The Old-School Technique That Makes British Meat Pie Crust So Crispy
We can make fun of British food all we want — we can say it's boring and bland, turn our nose up at beans on toast, so on and so forth — but sometimes you really gotta hand it to 'em. Take meat pies, for instance. Sure, we have chicken pot pie, shepherd's pie (not to be confused with cottage pie), and all those other dishes where you top meat in gravy with pastry or potatoes and pop it in the oven. But a handheld pie, with rich meat encased in a buttery, flaky crust? Who could deny the simple pleasure of such a thing? And how do they get the crust just right? Well, it's a tried-and-true technique known as hot water crust pastry — it's a little different from what Americans are used to, but it's worth it.
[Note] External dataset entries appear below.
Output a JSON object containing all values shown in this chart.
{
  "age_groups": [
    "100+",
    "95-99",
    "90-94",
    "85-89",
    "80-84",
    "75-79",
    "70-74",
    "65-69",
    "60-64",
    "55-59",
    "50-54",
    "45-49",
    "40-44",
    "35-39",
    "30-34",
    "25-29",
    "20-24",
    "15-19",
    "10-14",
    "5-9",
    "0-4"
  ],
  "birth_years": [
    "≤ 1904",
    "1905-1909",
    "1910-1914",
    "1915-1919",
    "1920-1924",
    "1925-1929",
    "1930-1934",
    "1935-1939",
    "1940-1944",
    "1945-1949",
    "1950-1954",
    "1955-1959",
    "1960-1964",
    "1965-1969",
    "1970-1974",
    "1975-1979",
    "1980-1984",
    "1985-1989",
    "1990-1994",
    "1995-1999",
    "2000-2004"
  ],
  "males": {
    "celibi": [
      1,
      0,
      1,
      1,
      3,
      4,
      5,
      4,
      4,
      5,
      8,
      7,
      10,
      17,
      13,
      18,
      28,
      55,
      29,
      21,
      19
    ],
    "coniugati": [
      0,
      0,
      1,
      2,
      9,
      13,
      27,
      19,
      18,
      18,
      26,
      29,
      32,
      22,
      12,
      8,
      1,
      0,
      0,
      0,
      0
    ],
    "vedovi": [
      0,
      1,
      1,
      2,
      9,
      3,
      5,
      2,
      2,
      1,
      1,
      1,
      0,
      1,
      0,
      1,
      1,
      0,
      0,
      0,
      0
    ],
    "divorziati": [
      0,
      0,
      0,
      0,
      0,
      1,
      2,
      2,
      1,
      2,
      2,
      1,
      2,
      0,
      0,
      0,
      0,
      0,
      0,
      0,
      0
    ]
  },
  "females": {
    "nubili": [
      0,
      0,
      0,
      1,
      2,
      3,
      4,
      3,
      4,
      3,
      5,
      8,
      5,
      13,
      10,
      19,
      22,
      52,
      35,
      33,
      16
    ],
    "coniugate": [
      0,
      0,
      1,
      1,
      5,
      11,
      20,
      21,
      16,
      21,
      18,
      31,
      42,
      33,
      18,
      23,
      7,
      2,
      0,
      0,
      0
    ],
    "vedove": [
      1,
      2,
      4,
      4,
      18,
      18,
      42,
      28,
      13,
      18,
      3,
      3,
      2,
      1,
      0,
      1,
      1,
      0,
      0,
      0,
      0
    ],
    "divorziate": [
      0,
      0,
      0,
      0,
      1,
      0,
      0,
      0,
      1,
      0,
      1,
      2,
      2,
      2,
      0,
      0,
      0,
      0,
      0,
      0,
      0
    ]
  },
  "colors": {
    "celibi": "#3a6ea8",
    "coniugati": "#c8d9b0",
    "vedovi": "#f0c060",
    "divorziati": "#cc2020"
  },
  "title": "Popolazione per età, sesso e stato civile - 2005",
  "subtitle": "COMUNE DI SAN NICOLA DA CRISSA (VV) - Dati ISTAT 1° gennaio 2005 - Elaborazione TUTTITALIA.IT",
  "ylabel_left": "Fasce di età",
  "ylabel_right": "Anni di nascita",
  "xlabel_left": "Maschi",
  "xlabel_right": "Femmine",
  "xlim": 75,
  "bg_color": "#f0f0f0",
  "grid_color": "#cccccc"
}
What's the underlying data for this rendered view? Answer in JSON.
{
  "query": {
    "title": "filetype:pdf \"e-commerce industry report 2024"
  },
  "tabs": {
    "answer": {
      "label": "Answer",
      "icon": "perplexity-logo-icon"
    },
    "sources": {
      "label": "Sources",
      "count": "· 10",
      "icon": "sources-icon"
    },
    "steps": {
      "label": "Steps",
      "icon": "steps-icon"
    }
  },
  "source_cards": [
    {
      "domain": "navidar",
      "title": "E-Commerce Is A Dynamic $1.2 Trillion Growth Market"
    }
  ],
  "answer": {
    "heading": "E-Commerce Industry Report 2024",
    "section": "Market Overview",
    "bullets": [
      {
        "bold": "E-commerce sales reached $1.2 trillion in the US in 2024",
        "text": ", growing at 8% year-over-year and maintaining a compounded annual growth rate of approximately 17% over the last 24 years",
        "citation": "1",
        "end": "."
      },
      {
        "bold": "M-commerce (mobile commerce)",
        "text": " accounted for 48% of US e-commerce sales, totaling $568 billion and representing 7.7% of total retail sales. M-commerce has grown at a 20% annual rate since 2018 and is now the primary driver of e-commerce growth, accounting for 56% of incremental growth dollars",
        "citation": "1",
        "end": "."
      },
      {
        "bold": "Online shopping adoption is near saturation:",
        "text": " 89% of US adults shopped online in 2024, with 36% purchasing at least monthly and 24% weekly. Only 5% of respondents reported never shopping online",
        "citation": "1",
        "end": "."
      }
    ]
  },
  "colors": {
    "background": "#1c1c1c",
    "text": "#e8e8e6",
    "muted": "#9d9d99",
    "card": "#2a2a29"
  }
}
Although us Yanks place a premium on delicate, flaky crusts that melt in your mouth, hot water crust pastry will give you a very different kind of pie crust. It's thick, sturdy, and toothsome, the kind of crust that gives a good crackle when you bite into it. By using hot water while forming pastry, the bits of fat and butter melt, resulting in a stout, hardy crust that doesn't need a pie plate. First you stir together the shortening (whether that's butter, lard, or suet) and boiling water, then you mix in the flour and let it chill in the fridge — and then, as the Brits say, Bob's your uncle.
Pie crusts originally served a practical purpose
How did this technique come along? Well, it's important to understand how meat pies came about in Britain to begin with. In the Middle Ages, bakers didn't have fancy pans, trays, or any other kind of equipment for holding and storing baked goods. That meant pretty much everything had to be baked into a sturdy hot water pie crust if it was going to hold together at all. It was very convenient for storage and transport, but it wasn't necessarily the tastiest thing in the world. In fact, sometimes, the crusts weren't supposed to be eaten at all.
Eventually, though, bakers began to add fat, like butter or suet, while making their pastry dough. The result was something richer, tastier, and less likely to chip your tooth while eating. From there, the innovation spread, resulting in smaller, handheld pies as well as sweet and savory options. Even now that handheld pastry products — like Cornish pasties or a steak bake from Gregg's — make use of fluffy puff pastry or shortcrust pastry, hot water crust pastry still has its place in British cookery. Whether you're eating a pork pie, a steak and ale, or the vintage British "butter pie" popular in Lancashire, you'll find reason to celebrate this humble technique.